A jovem paquistanesa, Malala Yousafzai, por exemplo, tornou-se um símbolo inspirador de compromisso e idoneidade. Sua coragem e dedicação incansável em defesa da educação para meninas são um exemplo poderoso de como um indivíduo pode fazer a diferença e catalisar mudanças significativas na sociedade. Ainda na infância, Malala acreditava firmemente no direito de todas as crianças, independentemente de seu gênero, de receberem uma educação de qualidade. Ela viveu na pele a negação desse direito básico quando o Talibã tomou o controle de seu vale no Paquistão e proibiu as meninas de frequentarem a escola. Mas em vez de permanecer em silêncio diante dessa injustiça, Malala decidiu agir.

Malala começou a se manifestar publicamente em defesa da educação, escrevendo anonimamente para um blog da BBC sob um pseudônimo. Ela compartilhava suas experiências e opiniões sobre o direito à educação e o impacto devastador da opressão do Talibã. Sua voz corajosa e suas palavras sinceras atraíram a atenção mundial, destacando a situação das meninas em regiões onde a educação era negada.

No entanto, o compromisso de Malala com sua causa foi colocado à prova de uma forma chocante e trágica. Em 2012, aos 15 anos, ela foi alvo de um ataque brutal, sendo baleada na cabeça por membros do Talibã enquanto voltava da escola. O ataque visava silenciá-la e desencorajar outros defensores da educação. No entanto, ao sobreviver a esse ataque covarde, Malala se tornou um símbolo ainda mais forte de resistência e determinação.

Após sua recuperação, Malala emergiu como uma líder global, dedicando sua vida a promover a educação para meninas ao redor do mundo. Ela fundou a Fundação Malala, uma organização que trabalha para garantir que todas as meninas tenham acesso a uma educação de qualidade e segura. Ela também defendeu seu caso perante líderes mundiais e organizações internacionais, levando a questão da educação para o centro do palco global.
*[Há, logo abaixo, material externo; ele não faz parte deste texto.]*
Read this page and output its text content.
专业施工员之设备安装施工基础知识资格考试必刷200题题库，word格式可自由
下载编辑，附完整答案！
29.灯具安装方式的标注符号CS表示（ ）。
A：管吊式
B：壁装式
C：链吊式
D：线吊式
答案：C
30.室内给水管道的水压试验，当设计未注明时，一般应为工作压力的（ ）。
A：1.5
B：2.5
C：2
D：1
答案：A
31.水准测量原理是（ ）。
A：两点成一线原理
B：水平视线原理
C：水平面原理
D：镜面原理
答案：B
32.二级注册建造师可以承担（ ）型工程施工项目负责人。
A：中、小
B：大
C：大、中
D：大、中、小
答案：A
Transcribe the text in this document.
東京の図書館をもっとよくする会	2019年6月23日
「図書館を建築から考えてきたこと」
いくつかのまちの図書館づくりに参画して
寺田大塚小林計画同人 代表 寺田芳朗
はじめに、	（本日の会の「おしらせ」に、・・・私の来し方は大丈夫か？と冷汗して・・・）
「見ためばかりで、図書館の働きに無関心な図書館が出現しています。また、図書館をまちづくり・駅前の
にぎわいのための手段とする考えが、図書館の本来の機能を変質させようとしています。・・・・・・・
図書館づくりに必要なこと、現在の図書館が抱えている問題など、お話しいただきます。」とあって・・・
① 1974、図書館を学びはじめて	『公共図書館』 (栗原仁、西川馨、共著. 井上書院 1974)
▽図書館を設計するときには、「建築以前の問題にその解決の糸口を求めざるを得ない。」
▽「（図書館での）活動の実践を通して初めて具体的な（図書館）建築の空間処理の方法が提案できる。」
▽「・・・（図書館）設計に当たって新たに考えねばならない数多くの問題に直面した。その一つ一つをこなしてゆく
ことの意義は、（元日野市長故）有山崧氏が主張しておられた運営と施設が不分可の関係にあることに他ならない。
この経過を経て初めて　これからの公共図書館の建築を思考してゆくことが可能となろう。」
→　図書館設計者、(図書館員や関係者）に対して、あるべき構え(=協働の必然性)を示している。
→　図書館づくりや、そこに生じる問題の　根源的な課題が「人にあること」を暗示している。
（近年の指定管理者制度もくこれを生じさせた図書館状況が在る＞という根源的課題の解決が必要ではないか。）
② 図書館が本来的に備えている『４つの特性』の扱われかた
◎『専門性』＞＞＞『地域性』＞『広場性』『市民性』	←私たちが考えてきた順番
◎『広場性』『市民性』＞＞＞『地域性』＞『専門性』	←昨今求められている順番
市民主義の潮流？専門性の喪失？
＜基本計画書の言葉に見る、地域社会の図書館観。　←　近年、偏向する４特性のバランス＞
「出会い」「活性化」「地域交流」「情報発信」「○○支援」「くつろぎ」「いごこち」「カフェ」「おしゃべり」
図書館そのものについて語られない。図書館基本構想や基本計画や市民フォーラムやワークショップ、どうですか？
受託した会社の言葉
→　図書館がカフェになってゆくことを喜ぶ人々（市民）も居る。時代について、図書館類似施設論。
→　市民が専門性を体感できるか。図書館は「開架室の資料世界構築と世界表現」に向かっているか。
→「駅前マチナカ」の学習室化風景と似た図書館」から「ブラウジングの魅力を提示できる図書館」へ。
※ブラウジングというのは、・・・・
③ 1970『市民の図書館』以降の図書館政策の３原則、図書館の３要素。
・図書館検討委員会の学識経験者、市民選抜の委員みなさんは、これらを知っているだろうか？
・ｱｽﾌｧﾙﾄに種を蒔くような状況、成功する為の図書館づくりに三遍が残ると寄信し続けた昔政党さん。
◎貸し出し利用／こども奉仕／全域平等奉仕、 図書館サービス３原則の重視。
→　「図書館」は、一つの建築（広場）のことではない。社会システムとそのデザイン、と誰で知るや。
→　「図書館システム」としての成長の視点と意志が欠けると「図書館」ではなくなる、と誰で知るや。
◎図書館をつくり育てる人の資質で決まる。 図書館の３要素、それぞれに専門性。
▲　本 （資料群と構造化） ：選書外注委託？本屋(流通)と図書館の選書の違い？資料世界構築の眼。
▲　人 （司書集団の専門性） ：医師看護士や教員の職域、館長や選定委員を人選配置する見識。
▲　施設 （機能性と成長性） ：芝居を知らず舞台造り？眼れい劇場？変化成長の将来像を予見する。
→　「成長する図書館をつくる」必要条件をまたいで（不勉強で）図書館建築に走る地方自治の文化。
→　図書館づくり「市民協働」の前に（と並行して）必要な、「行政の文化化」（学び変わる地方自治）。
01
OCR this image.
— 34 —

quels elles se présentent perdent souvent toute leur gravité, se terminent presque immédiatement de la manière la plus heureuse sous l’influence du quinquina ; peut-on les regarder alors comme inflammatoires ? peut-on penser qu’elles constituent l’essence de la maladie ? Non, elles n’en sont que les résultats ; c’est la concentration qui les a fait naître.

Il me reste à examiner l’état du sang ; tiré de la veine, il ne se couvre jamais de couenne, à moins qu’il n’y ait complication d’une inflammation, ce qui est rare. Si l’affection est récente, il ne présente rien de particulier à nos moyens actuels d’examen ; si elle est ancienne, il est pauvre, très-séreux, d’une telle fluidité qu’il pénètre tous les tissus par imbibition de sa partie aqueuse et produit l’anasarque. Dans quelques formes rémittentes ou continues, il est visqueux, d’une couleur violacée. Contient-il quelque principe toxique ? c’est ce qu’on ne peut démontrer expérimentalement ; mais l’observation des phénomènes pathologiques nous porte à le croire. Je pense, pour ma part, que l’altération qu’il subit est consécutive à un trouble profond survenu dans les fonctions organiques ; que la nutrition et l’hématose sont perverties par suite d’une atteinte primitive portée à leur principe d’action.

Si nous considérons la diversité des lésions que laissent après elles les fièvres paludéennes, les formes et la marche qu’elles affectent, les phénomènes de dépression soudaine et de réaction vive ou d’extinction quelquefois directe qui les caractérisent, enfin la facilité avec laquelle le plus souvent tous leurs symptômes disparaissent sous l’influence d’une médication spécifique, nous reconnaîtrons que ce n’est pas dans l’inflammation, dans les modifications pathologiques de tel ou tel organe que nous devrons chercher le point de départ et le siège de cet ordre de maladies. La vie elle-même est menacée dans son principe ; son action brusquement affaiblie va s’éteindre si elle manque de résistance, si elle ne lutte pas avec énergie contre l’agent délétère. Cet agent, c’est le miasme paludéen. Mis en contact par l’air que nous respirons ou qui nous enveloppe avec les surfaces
Malala nos mostra que o compromisso comunica uma identidade e a comunicação firma um compromisso.  Quando falo e sobre o que falo, implico-me por inteiro, meus valores, meus desejos, meu ser. Por isso, a comunicação transforma em primeiro lugar aquele mesmo que fala, pois ele é o primeiro destinatário de suas próprias palavras. Os ouvidos mais próximos da nossa boca são os nossos, afinal. A boa e verdadeira comunicação é poderosa justamente por isso: ela tem o poder de revolucionar o mundo ao seu redor, a começar por aquele que fala. 

O bom comunicador revela-se, reafirma-se e assume sempre um compromisso vital consigo e com os demais. Por isso, se desejas se comunicar bem, o primeiro compromisso que deves assumir é consigo mesmo. Conhece-te a ti mesmo e faz da tua comunicação um exercício de integridade!